Which Should You Choose?
Keep using Terraform when: Your team already knows HCL. You use Terraform Cloud/Enterprise and are satisfied. Your infrastructure is straightforward. The BSL does not affect your use case (it probably does not).
Switch to OpenTofu when: You want open-source guarantee. You use a third-party IaC platform (Spacelift, env0). You want client-side state encryption. You are starting a new project and want to avoid vendor lock-in.
Adopt Pulumi when: Your infrastructure has complex logic that fights HCL’s limitations. Your team is stronger in TypeScript/Python/Go than HCL. You want to unit test your infrastructure code with familiar testing frameworks. You are building a platform where developers self-service infrastructure through code. You want built-in secret management without external tools.

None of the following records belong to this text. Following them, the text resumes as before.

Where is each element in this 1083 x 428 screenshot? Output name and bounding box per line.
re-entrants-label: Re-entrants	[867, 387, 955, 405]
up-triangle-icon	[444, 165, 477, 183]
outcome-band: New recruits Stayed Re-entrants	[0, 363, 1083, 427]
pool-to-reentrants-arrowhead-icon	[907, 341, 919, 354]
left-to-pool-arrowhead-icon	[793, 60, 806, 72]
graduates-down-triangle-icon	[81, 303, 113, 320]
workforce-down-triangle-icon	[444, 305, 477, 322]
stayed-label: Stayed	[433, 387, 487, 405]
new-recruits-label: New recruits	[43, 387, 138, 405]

A pragmatic approach: use OpenTofu for existing HCL codebases (it is a drop-in replacement for Terraform), and evaluate Pulumi for new projects where complex logic is needed. You do not need to choose one tool — many organizations use HCL-based tools for platform infrastructure and Pulumi for application-specific infrastructure.
Related Reading:
Resources:
In conclusion, the Terraform vs Pulumi vs OpenTofu decision comes down to language preference and licensing requirements. HCL works well for straightforward infrastructure. Programming languages excel at complex, dynamic configurations. OpenTofu is the open-source-safe choice for HCL users. All three are production-ready, well-maintained, and capable of managing infrastructure at any scale.